Sebelum berorasi di halaman DPRD Jateng, para petani ini juga menggelar
aksi serupa di kantor Badan Pertanan Nasional (BPN) Jateng. Saat ini,
masih banyak kasus sengketa lahan antara petani dan pihak lain yang
belum terselesaikan. Dari sekitar 2.810 kasus sengketa lahan di
Indonesia, 39 di antaranya terjadi di Jateng.

Menurut Ketua SP-Jateng Lukman, PPAN yang akan dijalankan pemerintah
belum menunjukkan indikasi terwujudnya keadilan agraria bagi rakyat
miskin. Dari 8,2 juta hektar lahan telantar dan 9 juta hektar lahan
kehutanan yang diperuntukkan sebagai proyek land reform, 40 persen di
antaranya diperuntukkan sebagai lahan bagi investor.

"Hal ini menunjukkan tidak seriusnya komitmen pemerintah dalam
menjalankan amanat UUPA 1960, karena UUPA 1960 tidak mengenal
pendistribusian tanah kepada investor," tutur Lukman.

Selain itu, para petani ini juga menyoroti tidak dimasukkannya
lahan-lahan sengketa tanah rakyat yang dirampas oleh perkebunan negara
maupun swasta ke dalam objek land reform. Hal ini menunjukkan bahwa PPAN
yang dilakukan pemerintah mendahulukan kepentingan investor dibandingkan
rakyat. Seharusnya, berdasarkan UUPA 1960, tanah-tanah perkebunan harus
didistribusikan kepada petani dan rakyat miskin.

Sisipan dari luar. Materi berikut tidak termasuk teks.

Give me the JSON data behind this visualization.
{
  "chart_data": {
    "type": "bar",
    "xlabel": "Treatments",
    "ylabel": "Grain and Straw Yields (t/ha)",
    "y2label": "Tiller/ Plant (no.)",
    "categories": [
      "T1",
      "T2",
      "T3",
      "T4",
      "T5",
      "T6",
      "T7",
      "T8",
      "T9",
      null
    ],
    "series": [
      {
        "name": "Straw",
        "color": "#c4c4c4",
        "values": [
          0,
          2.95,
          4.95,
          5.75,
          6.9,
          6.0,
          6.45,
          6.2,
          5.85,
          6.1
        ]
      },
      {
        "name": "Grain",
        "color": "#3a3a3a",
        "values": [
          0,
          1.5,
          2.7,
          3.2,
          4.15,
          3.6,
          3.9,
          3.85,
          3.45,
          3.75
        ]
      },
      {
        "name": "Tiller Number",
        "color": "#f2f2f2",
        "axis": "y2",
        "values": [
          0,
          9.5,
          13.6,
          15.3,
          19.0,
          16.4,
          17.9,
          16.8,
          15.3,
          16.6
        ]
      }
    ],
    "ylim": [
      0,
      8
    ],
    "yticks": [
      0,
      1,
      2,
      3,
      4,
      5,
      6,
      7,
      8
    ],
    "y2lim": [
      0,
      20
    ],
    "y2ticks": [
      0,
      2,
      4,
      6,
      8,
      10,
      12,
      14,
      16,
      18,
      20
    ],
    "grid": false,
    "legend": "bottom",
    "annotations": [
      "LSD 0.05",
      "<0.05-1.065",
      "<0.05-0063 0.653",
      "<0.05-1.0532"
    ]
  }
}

Dalam aksi ini, para petani ini ditemui oleh beberapa anggota Fraksi PDI
Perjuangan DPRD Jateng, yakni Fatria Rahmadi, Sarwono dan Domo Prasojo.
Di depan para petani ini, Fatria menyatakan bahwa PPAN adalah program
yang bersifat semu. Pasalnya, program itu tidak bisa menunjukan indikasi
jaminan atas terwujudnya keadilan agraria bagi petani.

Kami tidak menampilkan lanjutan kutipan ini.